You no longer have to struggle with inner battles of consciousness just to tell someone they are doing a good job… or bad… and you can provide feedback in a way that is humane, consistent, and timely so that there are no surprises later on during the dreaded review time.

Prefer positive feedback

When you think about it, it is a lot simpler to tell someone they are doing a good job than it is to tell them they need to change their behavior.

Not only is it easier, but the positive feedback is also received better than anything negative you could say about their behavior.

Yet, we often find ourselves providing feedback only when we think something needs to change instead of reinforcing the behaviors that we would like to see.

Think about you as an individual, if you get praised for showing up on time to a meeting, you will likely continue to show up on time.

Being on time might seem like a given and part of the job, but now imagine that you have been on time to every meeting through the year, and today you ran late due to unforeseen circumstances. Your boss tells you that being late slows everyone else down, and asks you to not do it again.

The effect of the feedback is probably very similar, you will avoid being late in the future, but the feelings surrounding the reason you are avoiding being late are much different.

When you received positive feedback you probably felt proud of your good attendance record and of being a team player by not slowing down your team.

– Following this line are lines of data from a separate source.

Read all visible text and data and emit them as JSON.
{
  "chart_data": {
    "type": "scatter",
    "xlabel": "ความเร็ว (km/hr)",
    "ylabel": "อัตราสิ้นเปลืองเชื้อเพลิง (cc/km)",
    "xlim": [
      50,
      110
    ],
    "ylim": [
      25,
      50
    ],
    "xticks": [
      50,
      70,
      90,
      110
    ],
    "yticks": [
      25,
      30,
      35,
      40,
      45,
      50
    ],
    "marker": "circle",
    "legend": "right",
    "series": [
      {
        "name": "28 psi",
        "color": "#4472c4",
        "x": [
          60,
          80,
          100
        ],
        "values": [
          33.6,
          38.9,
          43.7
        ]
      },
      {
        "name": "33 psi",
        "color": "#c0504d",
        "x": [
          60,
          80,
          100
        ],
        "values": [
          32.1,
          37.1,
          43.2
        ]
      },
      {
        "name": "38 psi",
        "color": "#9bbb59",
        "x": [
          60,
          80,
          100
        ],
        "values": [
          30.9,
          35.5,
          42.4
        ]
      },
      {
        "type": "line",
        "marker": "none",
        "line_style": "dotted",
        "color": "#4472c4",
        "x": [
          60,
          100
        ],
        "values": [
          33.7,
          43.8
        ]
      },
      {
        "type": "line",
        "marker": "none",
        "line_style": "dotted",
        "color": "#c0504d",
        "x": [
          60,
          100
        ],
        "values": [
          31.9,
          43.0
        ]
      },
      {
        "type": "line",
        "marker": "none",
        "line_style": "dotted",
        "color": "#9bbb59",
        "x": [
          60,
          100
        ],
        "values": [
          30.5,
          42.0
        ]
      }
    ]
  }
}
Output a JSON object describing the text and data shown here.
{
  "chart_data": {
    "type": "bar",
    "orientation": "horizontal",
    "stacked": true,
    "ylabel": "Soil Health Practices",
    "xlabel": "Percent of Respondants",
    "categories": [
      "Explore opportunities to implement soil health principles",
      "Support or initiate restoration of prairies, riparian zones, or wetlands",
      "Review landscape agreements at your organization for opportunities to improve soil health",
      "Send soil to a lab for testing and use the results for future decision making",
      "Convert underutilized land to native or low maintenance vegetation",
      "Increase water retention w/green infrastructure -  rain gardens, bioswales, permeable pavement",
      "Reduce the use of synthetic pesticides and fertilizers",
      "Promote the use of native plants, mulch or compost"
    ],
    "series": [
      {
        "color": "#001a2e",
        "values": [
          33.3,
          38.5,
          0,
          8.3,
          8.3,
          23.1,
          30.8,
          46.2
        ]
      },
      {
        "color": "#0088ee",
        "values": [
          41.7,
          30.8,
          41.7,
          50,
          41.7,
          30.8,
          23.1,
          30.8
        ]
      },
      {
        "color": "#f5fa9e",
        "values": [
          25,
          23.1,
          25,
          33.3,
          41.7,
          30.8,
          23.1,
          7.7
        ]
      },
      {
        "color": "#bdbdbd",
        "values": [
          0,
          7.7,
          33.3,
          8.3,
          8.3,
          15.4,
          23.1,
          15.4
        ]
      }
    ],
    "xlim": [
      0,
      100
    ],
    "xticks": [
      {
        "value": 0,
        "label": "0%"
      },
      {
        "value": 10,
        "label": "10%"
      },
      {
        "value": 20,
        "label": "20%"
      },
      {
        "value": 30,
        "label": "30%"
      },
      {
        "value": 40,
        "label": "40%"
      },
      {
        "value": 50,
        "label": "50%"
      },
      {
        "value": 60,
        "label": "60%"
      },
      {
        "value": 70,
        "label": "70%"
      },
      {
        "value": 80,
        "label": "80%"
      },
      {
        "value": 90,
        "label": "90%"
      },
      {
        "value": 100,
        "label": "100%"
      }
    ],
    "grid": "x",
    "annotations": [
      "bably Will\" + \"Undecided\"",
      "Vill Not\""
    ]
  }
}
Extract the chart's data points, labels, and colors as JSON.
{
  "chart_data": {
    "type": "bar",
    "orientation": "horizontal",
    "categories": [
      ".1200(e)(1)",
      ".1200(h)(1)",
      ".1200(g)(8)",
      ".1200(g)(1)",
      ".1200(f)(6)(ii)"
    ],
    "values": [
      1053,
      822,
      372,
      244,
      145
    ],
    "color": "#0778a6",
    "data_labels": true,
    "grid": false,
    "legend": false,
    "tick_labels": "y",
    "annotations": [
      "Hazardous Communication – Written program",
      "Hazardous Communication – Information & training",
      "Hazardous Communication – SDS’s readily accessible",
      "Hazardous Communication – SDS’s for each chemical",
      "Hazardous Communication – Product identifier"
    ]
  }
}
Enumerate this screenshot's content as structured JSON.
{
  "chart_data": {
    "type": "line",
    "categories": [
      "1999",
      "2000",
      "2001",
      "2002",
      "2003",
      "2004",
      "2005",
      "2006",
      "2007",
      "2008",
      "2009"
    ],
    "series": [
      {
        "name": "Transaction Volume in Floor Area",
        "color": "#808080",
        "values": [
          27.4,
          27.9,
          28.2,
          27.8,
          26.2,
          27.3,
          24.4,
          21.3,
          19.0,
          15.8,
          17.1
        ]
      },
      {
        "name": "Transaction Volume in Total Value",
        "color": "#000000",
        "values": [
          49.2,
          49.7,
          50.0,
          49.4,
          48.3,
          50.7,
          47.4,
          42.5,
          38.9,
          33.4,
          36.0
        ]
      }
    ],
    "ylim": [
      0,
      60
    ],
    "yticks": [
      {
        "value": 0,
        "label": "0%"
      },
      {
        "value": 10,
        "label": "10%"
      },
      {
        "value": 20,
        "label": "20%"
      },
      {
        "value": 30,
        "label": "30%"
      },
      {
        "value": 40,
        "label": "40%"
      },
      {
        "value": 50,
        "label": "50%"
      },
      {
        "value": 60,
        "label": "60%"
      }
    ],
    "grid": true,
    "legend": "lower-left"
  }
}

When you received negative feedback you probably felt defensive, maybe you imagined that your perfect attendance to date was ignored and that at the first slip up you were being punished.

This is not to say that negative feedback should be avoided, but to acknowledge that positive feedback is effective, well-received, and a lot more humane.

Timeliness is essential

Have you ever been negatively surprised by your yearly review results? I have…

Did you feel like it was a fair assessment? No way…

Did you immediately ask yourself why didn’t I know any of this until now? I did…

Did you even remember half the items mentioned in there from 6 months ago? nope…

Getting untimely feedback doesn’t do much good to anyone. The longer the time frame from action to feedback, the more likely we are to forget or let our memories change based on our individual views of the situation.

Receiving late feedback then becomes something that we will likely dismiss, or fight against to defend our memory of the situation.

Take the feedback on being late to a meeting, and now imagine that your boss told you about it the day after, or maybe a week later, or possibly during your review time. The longer it takes to receive feedback, the less effective it becomes.

Use the feedback template

We have not talked about how to provide feedback, and this is probably the most difficult part for a lot of us.

It turns out there is a simple and effective formula to use whenever we are giving feedback.

It goes like this

When you do this [visible action]…

This happens [effect]…

Keep doing or try this next time…[reinforce or adjust behavior]


The first sentence should be about the visible action you will be providing feedback on.

You must provide feedback only on things that can be proven true.

Think of it as something that you could notice if there was a video of it and you reviewed it a year later.

As an example, say “When you raise your voice…” instead of “When you are angry…“.

Raising your voice is something we can notice, being angry is a feeling that we could not be certain they had at the moment.


The second sentence goes into the effect the action has on your goals as a team

A good example is “When you raise your voice, it is difficult for us to understand your message..”

Be specific of how the action is affecting you or your team. Keep this in terms of value added or removed from an objective you are trying to accomplish.

Say “When you raise your voice, it is difficult for us to understand your message…” – This makes it explicit how the action is affecting the outcome we are trying to achieve.

Don’t say “When you raise your voice, you sound like a mad person…” – this is just an opinion and doesn’t help bring an understanding on how the action is affecting the team.


The last part is about adjusting or reinforcing behaviors. You want to reinforce during positive feedback and to adjust during negative feedback.

Following up with the example above, negative feedback looks like this

“When you raise your voice, it is difficult for us to understand your message, please lower your voice” – notice that we are being respectful and we are asking for a behavior change.

On the positive reinforcement side, here is a good example

“Thanks for being on time to the meeting, this allows us to get started right away and make the best use of our time, keep up your excellent on time record” – this example shows the action we would like to continue seeing, acknowledges how it helps with our goals, and reinforces the behavior we would like to see.